Great point from Joe Pickrell:

I really like the idea of just marking papers as wrong in the comments, perhaps accompanied by making comments more visible. (A more involved version of this could be paper versioning.) In this case, the data were fine, and were the paper retracted, then nobody could do a reanalysis to show that the opposite conclusion actually holds (which is also useful information).


  1. I think the best option is for journals to allow different versions, the way archives do. I see no good reason not to do so in this digital age. Then the bar for retractions can be very high and all other cases as simply corrected by a subsequent version, and all versions are part of the official record.

    1. Yes, I think that's the best idea. Maybe can approximate that in the comments section.

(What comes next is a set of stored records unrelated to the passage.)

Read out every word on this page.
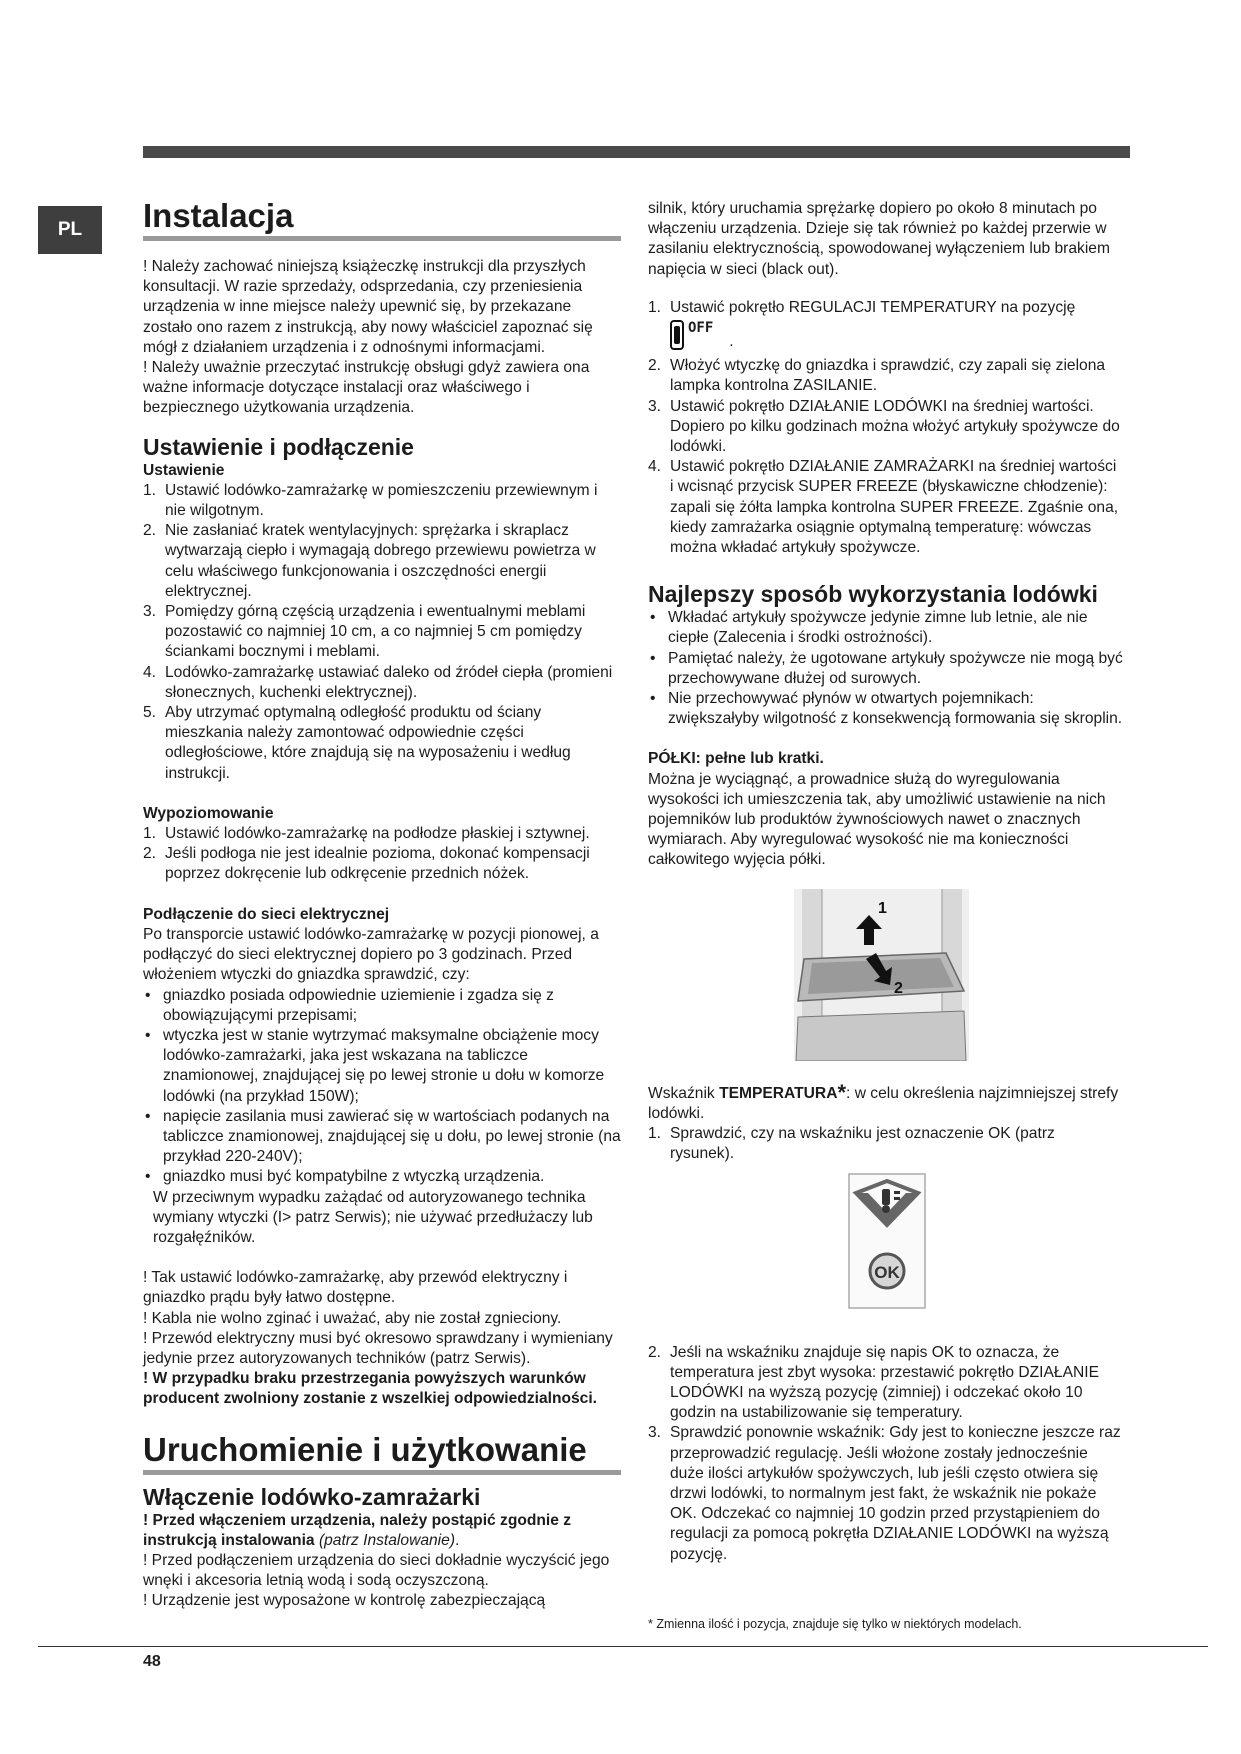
PL	Instalacja

! Należy zachować niniejszą książeczkę instrukcji dla przyszłych konsultacji. W razie sprzedaży, odsprzedania, czy przeniesienia urządzenia w inne miejsce należy upewnić się, by przekazane zostało ono razem z instrukcją, aby nowy właściciel zapoznać się mógł z działaniem urządzenia i z odnośnymi informacjami.

! Należy uważnie przeczytać instrukcję obsługi gdyż zawiera ona ważne informacje dotyczące instalacji oraz właściwego i bezpiecznego użytkowania urządzenia.

Ustawienie i podłączenie

Ustawienie

1. Ustawić lodówko-zamrażarkę w pomieszczeniu przewiewnym i nie wilgotnym.
2. Nie zasłaniać kratek wentylacyjnych: sprężarka i skraplacz wytwarzają ciepło i wymagają dobrego przewiewu powietrza w celu właściwego funkcjonowania i oszczędności energii elektrycznej.
3. Pomiędzy górną częścią urządzenia i ewentualnymi meblami pozostawić co najmniej 10 cm, a co najmniej 5 cm pomiędzy ściankami bocznymi i meblami.
4. Lodówko-zamrażarkę ustawiać daleko od źródeł ciepła (promieni słonecznych, kuchenki elektrycznej).
5. Aby utrzymać optymalną odległość produktu od ściany mieszkania należy zamontować odpowiednie części odległościowe, które znajdują się na wyposażeniu i według instrukcji.

Wypoziomowanie

1. Ustawić lodówko-zamrażarkę na podłodze płaskiej i sztywnej.
2. Jeśli podłoga nie jest idealnie pozioma, dokonać kompensacji poprzez dokręcenie lub odkręcenie przednich nóżek.

Podłączenie do sieci elektrycznej

Po transporcie ustawić lodówko-zamrażarkę w pozycji pionowej, a podłączyć do sieci elektrycznej dopiero po 3 godzinach. Przed włożeniem wtyczki do gniazdka sprawdzić, czy:

• gniazdko posiada odpowiednie uziemienie i zgadza się z obowiązującymi przepisami;
• wtyczka jest w stanie wytrzymać maksymalne obciążenie mocy lodówko-zamrażarki, jaka jest wskazana na tabliczce znamionowej, znajdującej się po lewej stronie u dołu w komorze lodówki (na przykład 150W);
• napięcie zasilania musi zawierać się w wartościach podanych na tabliczce znamionowej, znajdującej się u dołu, po lewej stronie (na przykład 220-240V);
• gniazdko musi być kompatybilne z wtyczką urządzenia.

W przeciwnym wypadku zażądać od autoryzowanego technika wymiany wtyczki (I> patrz Serwis); nie używać przedłużaczy lub rozgałęźników.

! Tak ustawić lodówko-zamrażarkę, aby przewód elektryczny i gniazdko prądu były łatwo dostępne.

! Kabla nie wolno zginać i uważać, aby nie został zgnieciony.

! Przewód elektryczny musi być okresowo sprawdzany i wymieniany jedynie przez autoryzowanych techników (patrz Serwis).

! W przypadku braku przestrzegania powyższych warunków producent zwolniony zostanie z wszelkiej odpowiedzialności.

Uruchomienie i użytkowanie
Włączenie lodówko-zamrażarki

! Przed włączeniem urządzenia, należy postąpić zgodnie z instrukcją instalowania (patrz Instalowanie).

! Przed podłączeniem urządzenia do sieci dokładnie wyczyścić jego wnęki i akcesoria letnią wodą i sodą oczyszczoną.

! Urządzenie jest wyposażone w kontrolę zabezpieczającą

silnik, który uruchamia sprężarkę dopiero po około 8 minutach po włączeniu urządzenia. Dzieje się tak również po każdej przerwie w zasilaniu elektrycznością, spowodowanej wyłączeniem lub brakiem napięcia w sieci (black out).

1. Ustawić pokrętło REGULACJI TEMPERATURY na pozycję

OFF
.
2. Włożyć wtyczkę do gniazdka i sprawdzić, czy zapali się zielona lampka kontrolna ZASILANIE.
3. Ustawić pokrętło DZIAŁANIE LODÓWKI na średniej wartości. Dopiero po kilku godzinach można włożyć artykuły spożywcze do lodówki.
4. Ustawić pokrętło DZIAŁANIE ZAMRAŻARKI na średniej wartości i wcisnąć przycisk SUPER FREEZE (błyskawiczne chłodzenie): zapali się żółta lampka kontrolna SUPER FREEZE. Zgaśnie ona, kiedy zamrażarka osiągnie optymalną temperaturę: wówczas można wkładać artykuły spożywcze.
Najlepszy sposób wykorzystania lodówki
• Wkładać artykuły spożywcze jedynie zimne lub letnie, ale nie ciepłe (Zalecenia i środki ostrożności).
• Pamiętać należy, że ugotowane artykuły spożywcze nie mogą być przechowywane dłużej od surowych.
• Nie przechowywać płynów w otwartych pojemnikach: zwiększałyby wilgotność z konsekwencją formowania się skroplin.

PÓŁKI: pełne lub kratki.

Można je wyciągnąć, a prowadnice służą do wyregulowania wysokości ich umieszczenia tak, aby umożliwić ustawienie na nich pojemników lub produktów żywnościowych nawet o znacznych wymiarach. Aby wyregulować wysokość nie ma konieczności całkowitego wyjęcia półki.

1
2

Wskaźnik TEMPERATURA*: w celu określenia najzimniejszej strefy lodówki.

1. Sprawdzić, czy na wskaźniku jest oznaczenie OK (patrz rysunek).
OK
2. Jeśli na wskaźniku znajduje się napis OK to oznacza, że temperatura jest zbyt wysoka: przestawić pokrętło DZIAŁANIE LODÓWKI na wyższą pozycję (zimniej) i odczekać około 10 godzin na ustabilizowanie się temperatury.
3. Sprawdzić ponownie wskaźnik: Gdy jest to konieczne jeszcze raz przeprowadzić regulację. Jeśli włożone zostały jednocześnie duże ilości artykułów spożywczych, lub jeśli często otwiera się drzwi lodówki, to normalnym jest fakt, że wskaźnik nie pokaże OK. Odczekać co najmniej 10 godzin przed przystąpieniem do regulacji za pomocą pokrętła DZIAŁANIE LODÓWKI na wyższą pozycję.
* Zmienna ilość i pozycja, znajduje się tylko w niektórych modelach.
48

  2. I generally agree - but the PNAS paper by Snyder's group (Lin et al, the one the Yoav Gilad re-analyzed, specifically considered batch effects and claimed they had fixed that. Their entire result - and the only reason for publishing the paper - is that they found this counter-intuitive effect that contradicted previous results. (Previous results showed clearly that gene expression patterns cluster by tissue; i.e., human and mouse brain tissue show similar patterns. The flawed new study claims that human tissues are *more* similar to each other, across tissues, than they are to mouse.)
    Thus the paper *would not have been published" without this result. So they used flawed methods to get a result that got them a paper. In this case I argue they should retract it - otherwise they are rewarded for their sloppy methods.

    1. I can see the argument that this paper should be retracted because the alleged error is egregious, and I can't say I know remotely enough about the methods here. That said, I'm somewhat worried about applying the criterion that the paper would not be published without this result. Consider Pauling's DNA structure. Also based on some flawed assumptions, and paper would not have been published otherwise, and just plain wrong–and still in the literature to this day. Does it really hurt anything by being there other than Pauling's reputation?

      On the other hand, if their methods contained bugs or other problems (i.e., they claimed to have de-batched their results but somehow screwed up the execution of the de-batching), then I think I would consider that retractable. I am looking forward to seeing the details of Gilad's re-analysis and the response from the authors.